À un moment quelconque de cette période d’épouvante, le vent glacial et les hurlements durent finir par me tirer de ma torpeur, car le souvenir suivant que je conserve est celui d’une course folle à travers des chambres et des couloirs plongés dans une obscurité d’encre, puis au-delà de la cour, jusque dans l’abominable nuit. On me retrouva à l’aube, errant près de Ballylough, l’esprit anéanti. Pourtant, ce qui acheva de briser ma raison ne fut aucune des horreurs que j’avais vues ou entendues auparavant. Tandis que j’émergeais lentement de ces ténèbres intérieures, je ne cessais de marmonner au sujet de deux incidents extraordinaires survenus durant ma fuite. Ils pourraient sembler insignifiants, mais ils me hantent sans relâche lorsque je me retrouve seul dans certains lieux marécageux ou sous la lumière de la lune.
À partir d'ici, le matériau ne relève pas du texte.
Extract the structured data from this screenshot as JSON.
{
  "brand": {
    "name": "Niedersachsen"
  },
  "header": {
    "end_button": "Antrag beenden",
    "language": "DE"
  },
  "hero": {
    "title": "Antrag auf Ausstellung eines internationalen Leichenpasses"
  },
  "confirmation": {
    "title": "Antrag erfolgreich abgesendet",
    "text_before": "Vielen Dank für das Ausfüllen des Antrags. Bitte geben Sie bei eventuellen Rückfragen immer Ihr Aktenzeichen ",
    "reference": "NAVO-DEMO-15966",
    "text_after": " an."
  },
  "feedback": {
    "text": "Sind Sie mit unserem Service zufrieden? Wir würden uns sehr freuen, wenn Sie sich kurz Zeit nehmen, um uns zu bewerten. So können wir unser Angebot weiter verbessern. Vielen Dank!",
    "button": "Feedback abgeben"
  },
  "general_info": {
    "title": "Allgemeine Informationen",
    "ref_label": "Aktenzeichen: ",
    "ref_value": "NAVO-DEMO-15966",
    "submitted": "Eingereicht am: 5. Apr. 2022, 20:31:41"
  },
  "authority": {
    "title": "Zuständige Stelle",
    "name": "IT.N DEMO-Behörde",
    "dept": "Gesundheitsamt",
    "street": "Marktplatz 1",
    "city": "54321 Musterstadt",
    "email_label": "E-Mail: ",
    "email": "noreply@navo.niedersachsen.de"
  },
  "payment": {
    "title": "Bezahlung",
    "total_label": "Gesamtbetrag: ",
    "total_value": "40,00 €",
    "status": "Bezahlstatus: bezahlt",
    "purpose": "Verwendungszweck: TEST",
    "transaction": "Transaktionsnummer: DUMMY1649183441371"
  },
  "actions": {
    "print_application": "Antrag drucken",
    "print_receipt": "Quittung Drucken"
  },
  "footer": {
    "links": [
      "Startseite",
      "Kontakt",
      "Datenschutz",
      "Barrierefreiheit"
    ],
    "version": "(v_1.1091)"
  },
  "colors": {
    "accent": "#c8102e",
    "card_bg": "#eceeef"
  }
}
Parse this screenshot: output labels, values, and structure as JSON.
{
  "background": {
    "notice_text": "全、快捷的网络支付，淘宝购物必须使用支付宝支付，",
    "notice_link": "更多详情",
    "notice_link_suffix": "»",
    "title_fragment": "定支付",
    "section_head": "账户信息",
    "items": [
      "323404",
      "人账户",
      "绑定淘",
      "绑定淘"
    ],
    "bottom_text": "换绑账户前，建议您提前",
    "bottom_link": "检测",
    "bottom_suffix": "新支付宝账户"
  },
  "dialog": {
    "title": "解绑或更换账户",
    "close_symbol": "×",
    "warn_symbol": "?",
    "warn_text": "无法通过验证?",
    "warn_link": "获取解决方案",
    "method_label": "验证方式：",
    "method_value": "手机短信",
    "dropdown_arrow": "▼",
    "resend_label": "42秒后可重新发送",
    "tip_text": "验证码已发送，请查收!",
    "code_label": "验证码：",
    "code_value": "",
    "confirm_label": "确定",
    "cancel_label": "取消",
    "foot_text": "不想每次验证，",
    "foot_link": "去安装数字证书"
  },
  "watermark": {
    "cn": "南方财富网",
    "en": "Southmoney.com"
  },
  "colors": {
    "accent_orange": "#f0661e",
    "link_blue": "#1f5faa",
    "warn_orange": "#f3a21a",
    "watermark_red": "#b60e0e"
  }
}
Alors que je fuyais le château maudit en longeant le marais, j’entendis un son nouveau. Il était commun, et pourtant différent de tous ceux que j’avais jusque-là entendus à Kilderry. Les eaux stagnantes, qui peu de temps auparavant ne contenaient aucun animal, grouillaient maintenant d’une multitude de grenouilles énormes et visqueuses. Elles poussaient sans interruption des cris aigus, dont la finesse paraissait étrangement incompatible avec leur taille. Gonflées, verdâtres, luisantes sous les rayons de la lune, elles semblaient toutes lever les yeux vers la source de cette lumière. Je suivis le regard d’une grenouille particulièrement grosse et hideuse, et j’aperçus alors la seconde chose qui me ravit le peu de raison qu’il me restait.

Depuis l’étrange ruine antique située sur l’îlot lointain jusqu’à la lune décroissante s’étirait, me sembla-t-il, un rayon de lumière pâle et frémissante qui ne produisait aucun reflet sur les eaux du marais. Le long de ce chemin livide, mon imagination fiévreuse crut voir une ombre mince se tordre en s’élevant lentement ; une silhouette vague et contorsionnée qui se débattait comme si des démons invisibles l’attiraient à eux. Malgré ma folie, je reconnus dans cette ombre effroyable une monstrueuse ressemblance, une caricature répugnante et impossible, une effigie blasphématoire de celui qui avait autrefois été Denys Barry.